Abstract
Background: High tumor burden is associated with poor outcomes in CAR-T cell therapy. Although radiotherapy and chemotherapy are commonly used as bridging strategies, some patients fail to achieve adequate disease control. Short-course bispecific antibody (BsAb) therapy prior to CAR-T may serve as an alternative cytoreductive approach. Glofitamab, a CD20×CD3 BsAb, has shown promising activity in relapsed/refractory large B-cell lymphoma (LBCL), and may help secure a therapeutic window before CAR-T infusion.
Methods: We retrospectively analyzed 9 patients with LBCL who received glofitamab as bridging therapy before CAR-T treatment at Beijing Gobroad Hospital between January 2024 and May 2025. Histologic subtypes included: diffuse large B-cell lymphoma (DLBCL, n=5), Burkitt lymphoma (n=2), mantle cell lymphoma (n=1), and high-grade B-cell lymphoma (n=1). Median age was 41 years (range, 24–75), and 89% were male. ECOG ≥2 was noted in 2 patients (22%), IPI ≥3 in 6 (67%), and bulky disease (≥7.5 cm) in 5 (56%). Most patients (78%) had received ≥3 prior lines of therapy; 2 had undergone autologous stem cell transplantation, and 5 had relapsed after previous CAR-T therapy. All patients underwent leukapheresis for CAR-T manufacturing before receiving glofitamab. OS was defined from first glofitamab use to death from any cause; PFS was defined from first glofitamab to progression or death.
Results: Prior to glofitamab, 7 patients had progressive disease (PD) and 2 had partial response (PR). The median number of glofitamab cycles was 2 (range, 1–9).
After the first cycle, the overall response rate (ORR) was 100% (9/9), with 2 complete responses (CR, 22%). Five patients developed grade 1 cytokine release syndrome (CRS); no ICANS was observed.In the second cycle (n=7), ORR remained 100%, with 1 CR (14%) and no CRS/ICANS.Third cycle (n=3): ORR was 100% with a CR rate of 33%. Disease progression occurred in two patients during cycles 6 and 9, respectively.
Median time from glofitamab to second CAR-T infusion was 208 days (range, 33–307).At the time of CAR-T infusion, disease status was CR in 3, PR in 4, and PD in 2.At 3 months post-CAR-T, 7 patients were evaluable: 5 remained in remission. Among 5 patients who had failed prior CAR-T therapy, 3 achieved CR after glofitamab bridging and second CAR-T, yielding an ORR of 60%.
Post-CAR-T CRS occurred in 7/9 patients (78%), all grade 1–2, with no ICANS reported.No cases of prolonged cytopenia or infection-related mortality were observed.

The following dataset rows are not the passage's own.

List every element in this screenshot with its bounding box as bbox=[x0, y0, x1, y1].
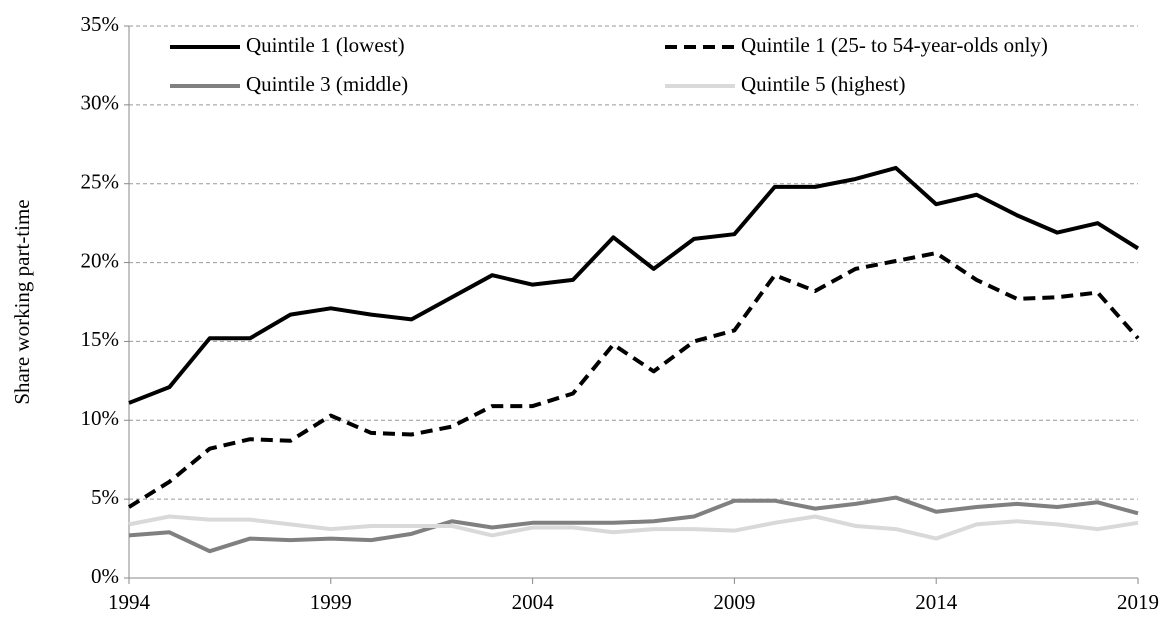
x-tick-label: 1994 bbox=[108, 590, 151, 614]
y-tick-label: 25% bbox=[81, 170, 120, 194]
x-tick-label: 2014 bbox=[915, 590, 958, 614]
x-tick-label: 2009 bbox=[713, 590, 755, 614]
y-tick-label: 20% bbox=[81, 248, 120, 272]
y-tick-label: 30% bbox=[81, 91, 120, 115]
y-tick-label: 35% bbox=[81, 12, 120, 36]
y-axis-label: Share working part-time bbox=[10, 199, 34, 404]
y-tick-label: 5% bbox=[91, 485, 119, 509]
legend-label: Quintile 3 (middle) bbox=[246, 72, 408, 96]
y-tick-label: 15% bbox=[81, 327, 120, 351]
y-tick-label: 10% bbox=[81, 406, 120, 430]
legend-label: Quintile 1 (25- to 54-year-olds only) bbox=[741, 33, 1048, 57]
legend-label: Quintile 5 (highest) bbox=[741, 72, 905, 96]
x-tick-label: 2004 bbox=[512, 590, 555, 614]
legend-label: Quintile 1 (lowest) bbox=[246, 33, 405, 57]
x-tick-label: 2019 bbox=[1117, 590, 1159, 614]
series-line bbox=[128, 495, 1139, 554]
series-line bbox=[128, 165, 1140, 405]
series-line bbox=[127, 251, 1140, 509]
x-tick-label: 1999 bbox=[310, 590, 352, 614]
series-line bbox=[128, 514, 1139, 541]
y-tick-label: 0% bbox=[91, 564, 119, 588]
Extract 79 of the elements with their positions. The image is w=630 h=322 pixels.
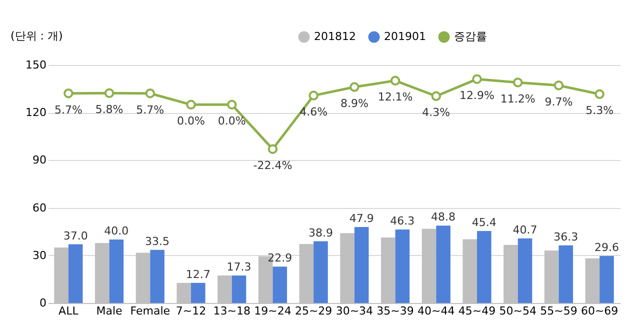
bar [272, 266, 288, 303]
data-label: 5.7% [136, 103, 164, 116]
bar [150, 250, 164, 303]
data-label: 9.7% [544, 95, 573, 108]
data-label: 22.9 [268, 252, 292, 265]
bar [232, 276, 246, 303]
x-tick-label: 13~18 [213, 304, 250, 318]
legend-label: 증감률 [454, 30, 487, 43]
bar [477, 230, 492, 303]
data-label: 12.1% [378, 90, 413, 104]
point [350, 82, 360, 92]
data-label: 46.3 [390, 214, 415, 228]
point [472, 74, 482, 84]
x-tick-label: 45~49 [458, 304, 496, 318]
legend-label: 201901 [384, 30, 426, 43]
legend-label: 201812 [314, 30, 356, 43]
data-label: 0.0% [177, 114, 205, 128]
y-tick-label: 0 [40, 296, 46, 310]
data-label: 37.0 [63, 229, 88, 242]
data-label: 0.0% [218, 114, 246, 128]
data-label: 48.8 [431, 210, 456, 224]
point [308, 90, 318, 100]
data-label: 36.3 [554, 230, 578, 244]
data-label: 47.9 [349, 212, 374, 225]
point [186, 100, 196, 110]
data-label: 29.6 [594, 241, 619, 254]
data-label: 40.7 [512, 223, 538, 236]
x-tick-label: 60~69 [580, 304, 618, 318]
y-tick-label: 60 [32, 201, 46, 214]
bar [558, 245, 574, 303]
bar [354, 227, 369, 303]
point [226, 100, 237, 110]
x-tick-label: Male [96, 304, 123, 318]
point [431, 91, 442, 102]
x-tick-label: 55~59 [540, 304, 578, 318]
bar [518, 238, 532, 303]
y-axis-title: (단위 : 개) [10, 30, 63, 42]
data-label: 8.9% [340, 97, 368, 110]
x-tick-label: 19~24 [254, 304, 292, 318]
bar [68, 244, 83, 303]
data-label: 5.8% [95, 103, 124, 116]
x-tick-label: ALL [58, 304, 80, 318]
point [145, 88, 156, 98]
x-tick-label: 40~44 [418, 304, 455, 318]
point [64, 88, 74, 98]
y-tick-label: 90 [32, 154, 46, 167]
bar [600, 256, 614, 303]
data-label: 38.9 [308, 226, 333, 240]
point [594, 89, 604, 100]
x-tick-label: 25~29 [294, 304, 332, 318]
x-tick-label: 30~34 [336, 304, 374, 318]
data-label: 12.9% [460, 89, 494, 102]
point [104, 88, 114, 98]
data-label: 12.7 [186, 268, 210, 281]
point [268, 144, 278, 154]
data-label: 11.2% [500, 92, 536, 106]
bar [395, 230, 410, 303]
data-label: 33.5 [145, 234, 170, 248]
bar [314, 241, 328, 303]
y-tick-label: 30 [32, 248, 46, 262]
x-tick-label: 50~54 [499, 304, 536, 318]
data-label: 5.3% [586, 104, 614, 118]
point [390, 76, 400, 86]
bar [191, 282, 206, 303]
bar [109, 240, 124, 303]
data-label: 45.4 [472, 216, 496, 229]
x-tick-label: 35~39 [376, 304, 414, 318]
data-label: 17.3 [226, 260, 252, 274]
point [512, 78, 523, 88]
data-label: -22.4% [253, 159, 292, 172]
bar [436, 226, 450, 303]
y-tick-label: 150 [26, 58, 46, 72]
data-label: 4.3% [422, 106, 450, 120]
x-tick-label: Female [130, 304, 170, 318]
point [554, 80, 564, 90]
data-label: 5.7% [54, 103, 82, 116]
x-tick-label: 7~12 [176, 304, 206, 318]
data-label: 40.0 [104, 224, 129, 238]
y-tick-label: 120 [26, 106, 46, 120]
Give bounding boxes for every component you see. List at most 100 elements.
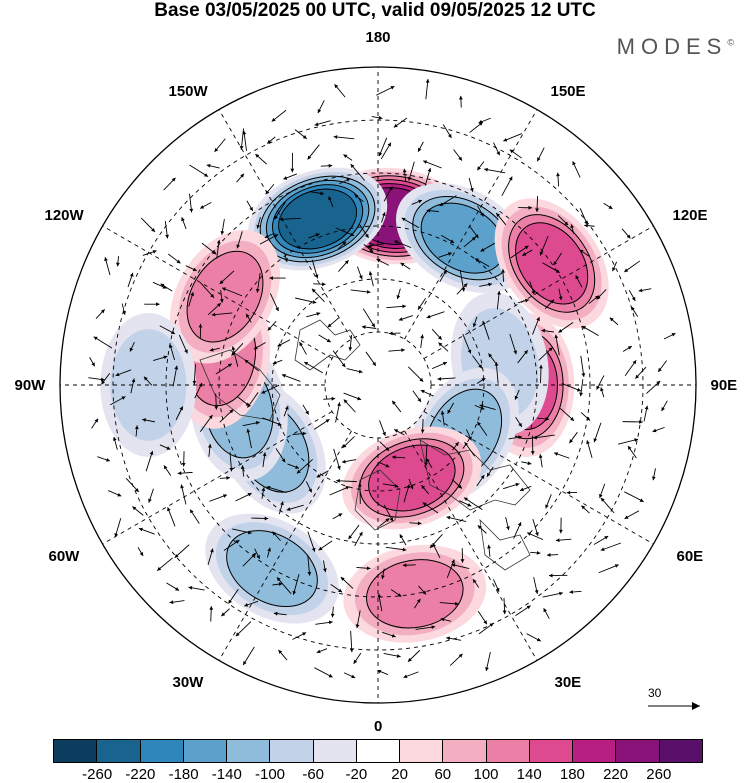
wind-arrow	[343, 154, 353, 161]
wind-arrow	[393, 240, 412, 249]
wind-arrow	[358, 223, 369, 239]
wind-arrow	[545, 494, 552, 509]
wind-arrow	[440, 410, 445, 426]
wind-arrow	[468, 177, 474, 192]
wind-arrow	[618, 438, 639, 445]
wind-arrow	[192, 364, 197, 385]
colorbar-swatch	[659, 740, 702, 762]
wind-arrow	[390, 589, 402, 598]
wind-arrow	[407, 366, 424, 383]
wind-arrow	[378, 137, 388, 157]
wind-arrow	[221, 608, 230, 617]
wind-arrow	[343, 399, 356, 413]
wind-arrow	[515, 417, 523, 428]
wind-arrow	[383, 186, 393, 202]
wind-arrow	[535, 196, 539, 212]
wind-arrow	[130, 378, 136, 394]
wind-arrow	[215, 363, 233, 375]
wind-arrow	[553, 452, 570, 459]
wind-arrow	[539, 235, 549, 256]
colorbar	[54, 740, 702, 762]
wind-arrow	[305, 481, 313, 493]
wind-arrow	[137, 547, 144, 557]
wind-arrow	[555, 538, 572, 543]
wind-arrow	[477, 205, 484, 217]
wind-arrow	[164, 220, 170, 239]
wind-arrow	[163, 465, 172, 476]
wind-arrow	[180, 484, 187, 505]
wind-arrow	[476, 161, 485, 171]
wind-arrow	[219, 476, 231, 480]
wind-arrow	[431, 328, 443, 340]
wind-arrow	[121, 303, 126, 315]
wind-arrow	[253, 342, 266, 350]
wind-arrow	[200, 282, 215, 299]
wind-arrow	[526, 633, 542, 642]
wind-arrow	[95, 309, 106, 319]
wind-arrow	[269, 276, 286, 280]
wind-arrow	[556, 172, 560, 187]
wind-arrow	[429, 533, 443, 549]
wind-arrow	[346, 368, 363, 374]
brand-logo: MODES©	[617, 34, 734, 60]
wind-arrow	[355, 610, 361, 629]
wind-arrow	[255, 273, 261, 293]
colorbar-swatch	[529, 740, 574, 762]
wind-arrow	[513, 521, 522, 539]
wind-arrow	[593, 535, 609, 545]
wind-arrow	[88, 377, 105, 382]
wind-arrow	[440, 617, 452, 622]
wind-arrow	[354, 194, 364, 203]
wind-arrow	[290, 152, 295, 173]
wind-arrow	[294, 129, 308, 140]
wind-arrow	[169, 600, 185, 605]
wind-arrow	[466, 429, 472, 441]
colorbar-swatch	[573, 740, 617, 762]
wind-arrow	[447, 402, 455, 414]
wind-arrow	[529, 281, 536, 295]
wind-arrow	[627, 445, 637, 459]
wind-arrow	[335, 402, 341, 423]
wind-arrow	[276, 577, 292, 595]
wind-arrow	[453, 149, 463, 161]
wind-arrow	[242, 421, 260, 427]
colorbar-tick-label: 60	[434, 766, 452, 783]
colorbar-tick-label: -20	[345, 766, 368, 783]
wind-arrow	[267, 320, 277, 331]
wind-arrow	[318, 540, 333, 551]
wind-arrow	[377, 669, 389, 675]
wind-arrow	[376, 258, 390, 266]
anomaly-contour	[368, 444, 456, 512]
wind-arrow	[353, 652, 362, 664]
wind-arrow	[219, 270, 235, 285]
wind-arrow	[502, 597, 507, 615]
wind-arrow	[299, 341, 307, 355]
brand-name: MODES	[616, 34, 728, 59]
wind-arrow	[651, 468, 656, 481]
wind-arrow	[167, 253, 181, 264]
wind-arrow	[460, 548, 465, 563]
wind-arrow	[306, 312, 321, 318]
wind-arrow	[332, 350, 346, 368]
reference-vector	[648, 702, 700, 710]
wind-arrow	[246, 200, 254, 212]
wind-arrow	[621, 228, 631, 239]
wind-arrow	[503, 133, 523, 142]
wind-arrow	[598, 564, 619, 574]
wind-arrow	[561, 382, 582, 392]
wind-arrow	[558, 288, 563, 301]
colorbar-swatch	[400, 740, 444, 762]
wind-arrow	[274, 201, 286, 220]
longitude-label: 0	[374, 717, 383, 735]
colorbar-tick-label: 100	[473, 766, 499, 783]
wind-arrow	[538, 454, 543, 468]
wind-arrow	[451, 563, 470, 569]
wind-arrow	[472, 578, 480, 588]
wind-arrow	[426, 311, 445, 319]
latitude-circle	[165, 172, 591, 598]
wind-arrow	[356, 266, 363, 280]
wind-arrow	[446, 636, 462, 641]
wind-arrow	[554, 334, 560, 356]
wind-arrow	[553, 252, 562, 266]
anomaly-center	[247, 167, 388, 271]
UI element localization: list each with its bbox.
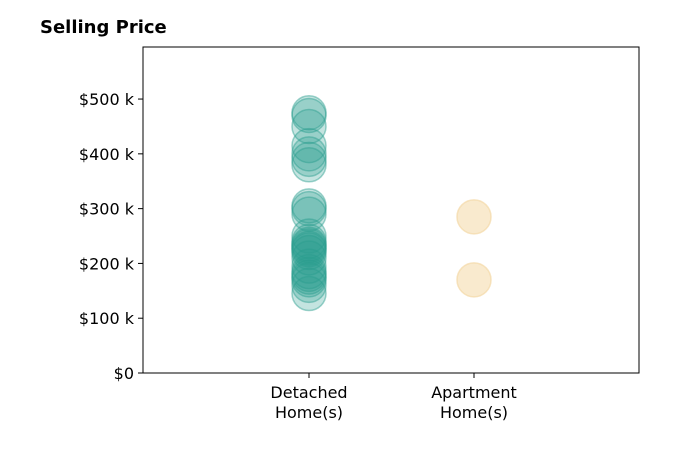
detached-home-point — [291, 108, 327, 145]
detached-home-point — [291, 141, 327, 178]
detached-home-point — [291, 228, 327, 264]
detached-home-point — [291, 94, 327, 131]
y-tick-label: $100 k — [79, 309, 135, 328]
detached-home-point — [291, 262, 327, 298]
y-tick-label: $300 k — [79, 200, 135, 219]
detached-home-point — [291, 218, 327, 254]
detached-home-point — [291, 136, 327, 172]
y-tick-label: $200 k — [79, 254, 135, 273]
x-axis: Detached Home(s) Apartment Home(s) — [270, 373, 517, 422]
chart-title: Selling Price — [40, 17, 167, 38]
detached-home-point — [291, 231, 327, 268]
y-tick-label: $0 — [114, 364, 134, 383]
detached-home-point — [291, 97, 327, 134]
y-tick-label: $500 k — [79, 90, 135, 109]
detached-home-point — [291, 127, 327, 164]
detached-home-point — [291, 234, 327, 271]
detached-home-point — [291, 267, 327, 304]
x-tick-label: Detached Home(s) — [270, 383, 347, 422]
detached-home-point — [291, 147, 327, 183]
detached-home-point — [291, 259, 327, 295]
detached-home-point — [291, 253, 327, 290]
detached-home-point — [291, 240, 327, 276]
y-axis: $0 $100 k $200 k $300 k $400 k $500 k — [79, 90, 143, 383]
apartment-home-point — [456, 199, 492, 235]
detached-home-point — [291, 190, 327, 227]
y-tick-label: $400 k — [79, 145, 135, 164]
plot-frame — [142, 46, 640, 374]
apartment-home-point — [456, 262, 492, 298]
x-tick-label: Apartment Home(s) — [431, 383, 517, 422]
detached-home-point — [291, 256, 327, 293]
detached-home-point — [291, 196, 327, 232]
detached-home-point — [291, 230, 327, 266]
detached-home-point — [291, 223, 327, 260]
data-points — [291, 94, 492, 312]
detached-home-point — [291, 188, 327, 224]
detached-home-point — [291, 226, 327, 262]
detached-home-point — [291, 275, 327, 312]
detached-home-point — [291, 248, 327, 284]
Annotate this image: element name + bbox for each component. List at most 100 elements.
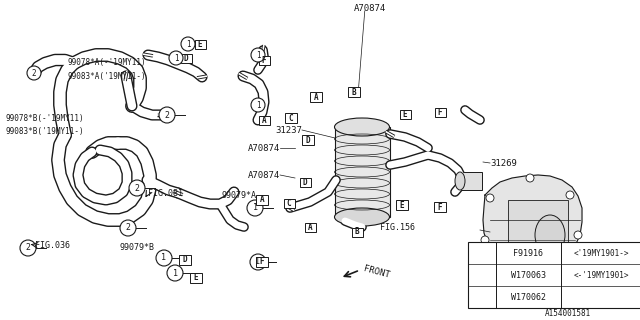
Polygon shape [483, 175, 582, 266]
Bar [285, 113, 297, 123]
Text: A154001581: A154001581 [545, 308, 591, 317]
Circle shape [486, 194, 494, 202]
Circle shape [247, 200, 263, 216]
Bar [256, 195, 268, 205]
Text: 2: 2 [32, 68, 36, 77]
Text: F: F [438, 203, 442, 212]
Text: C: C [289, 114, 293, 123]
Polygon shape [534, 258, 558, 295]
Bar [190, 273, 202, 283]
Text: 99079*B: 99079*B [120, 244, 155, 252]
Text: 99079*A: 99079*A [222, 191, 257, 201]
Text: A: A [262, 116, 266, 124]
Circle shape [129, 180, 145, 196]
Text: E: E [403, 109, 407, 118]
Text: 99078*B(-'19MY11): 99078*B(-'19MY11) [5, 114, 84, 123]
Text: 2: 2 [164, 110, 170, 119]
Circle shape [481, 236, 489, 244]
Bar [305, 222, 316, 231]
Circle shape [574, 231, 582, 239]
Bar [399, 109, 410, 118]
Circle shape [181, 37, 195, 51]
Text: A: A [314, 92, 318, 101]
Text: W170062: W170062 [511, 292, 546, 301]
Text: 99083*A('19MY11-): 99083*A('19MY11-) [68, 71, 147, 81]
Text: 1: 1 [173, 268, 177, 277]
Bar [300, 178, 310, 187]
Text: C: C [287, 198, 291, 207]
Circle shape [251, 48, 265, 62]
Text: FRONT: FRONT [362, 264, 390, 280]
Bar [180, 53, 191, 62]
Bar [179, 255, 191, 265]
Text: 31237: 31237 [275, 125, 302, 134]
Circle shape [474, 267, 490, 283]
Text: 99078*A(-'19MY11): 99078*A(-'19MY11) [68, 58, 147, 67]
Text: 1: 1 [253, 204, 257, 212]
Text: 1: 1 [255, 258, 260, 267]
Text: <'19MY1901->: <'19MY1901-> [573, 249, 628, 258]
Circle shape [526, 174, 534, 182]
Text: B: B [352, 87, 356, 97]
Ellipse shape [455, 172, 465, 190]
Circle shape [551, 256, 559, 264]
Bar [195, 39, 205, 49]
Bar [348, 87, 360, 97]
Text: E: E [194, 274, 198, 283]
Text: E: E [198, 39, 202, 49]
Text: W170063: W170063 [511, 270, 546, 279]
Ellipse shape [535, 215, 565, 255]
Bar [434, 202, 446, 212]
Text: FIG.081: FIG.081 [148, 188, 183, 197]
Circle shape [156, 250, 172, 266]
Text: 1: 1 [256, 100, 260, 109]
Text: A: A [260, 196, 264, 204]
Text: F: F [260, 258, 264, 267]
Text: B: B [355, 228, 359, 236]
Circle shape [120, 220, 136, 236]
Ellipse shape [335, 118, 390, 136]
Bar [302, 135, 314, 145]
Circle shape [20, 240, 36, 256]
Bar [468, 242, 640, 308]
Bar [310, 92, 322, 102]
Text: 2: 2 [26, 244, 31, 252]
Bar [508, 200, 568, 258]
Text: F: F [438, 108, 442, 116]
Text: 1: 1 [479, 292, 484, 301]
Bar [335, 127, 390, 217]
Text: 1: 1 [256, 51, 260, 60]
Text: A70874: A70874 [248, 171, 280, 180]
Circle shape [159, 107, 175, 123]
Circle shape [474, 289, 490, 305]
Bar [256, 257, 268, 267]
Text: F: F [262, 55, 266, 65]
Text: A70874: A70874 [248, 143, 280, 153]
Circle shape [566, 191, 574, 199]
Text: 1: 1 [161, 253, 166, 262]
Text: E: E [400, 201, 404, 210]
Bar [259, 116, 269, 124]
Bar [259, 55, 269, 65]
Text: 99083*B('19MY11-): 99083*B('19MY11-) [5, 126, 84, 135]
Bar [284, 198, 294, 207]
Bar [435, 108, 445, 116]
Circle shape [250, 254, 266, 270]
Text: 2: 2 [479, 270, 484, 279]
Bar [396, 200, 408, 210]
Text: D: D [184, 53, 188, 62]
Text: FIG.156: FIG.156 [380, 223, 415, 233]
Text: A: A [308, 222, 312, 231]
Text: FIG.036: FIG.036 [35, 241, 70, 250]
Text: 31269: 31269 [490, 158, 517, 167]
Circle shape [27, 66, 41, 80]
Circle shape [506, 261, 514, 269]
Circle shape [167, 265, 183, 281]
Text: A70874: A70874 [354, 4, 386, 12]
Text: F91916: F91916 [513, 249, 543, 258]
Text: 2: 2 [134, 183, 140, 193]
Text: D: D [306, 135, 310, 145]
Circle shape [169, 51, 183, 65]
Bar [460, 172, 482, 190]
Text: 1: 1 [173, 53, 179, 62]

After a median follow-up of 8.75 months, median OS and PFS were 12.46 and 5.92 months, respectively. Outcomes were similar in the subgroup of patients who underwent a second CAR-T infusion.
Conclusion: Short-course CD20×CD3 BsAb therapy with glofitamab as a bridging and cytoreductive strategy before CAR-T infusion may reduce tumor burden and improve treatment feasibility in B-NHL. Further prospective validation is warranted.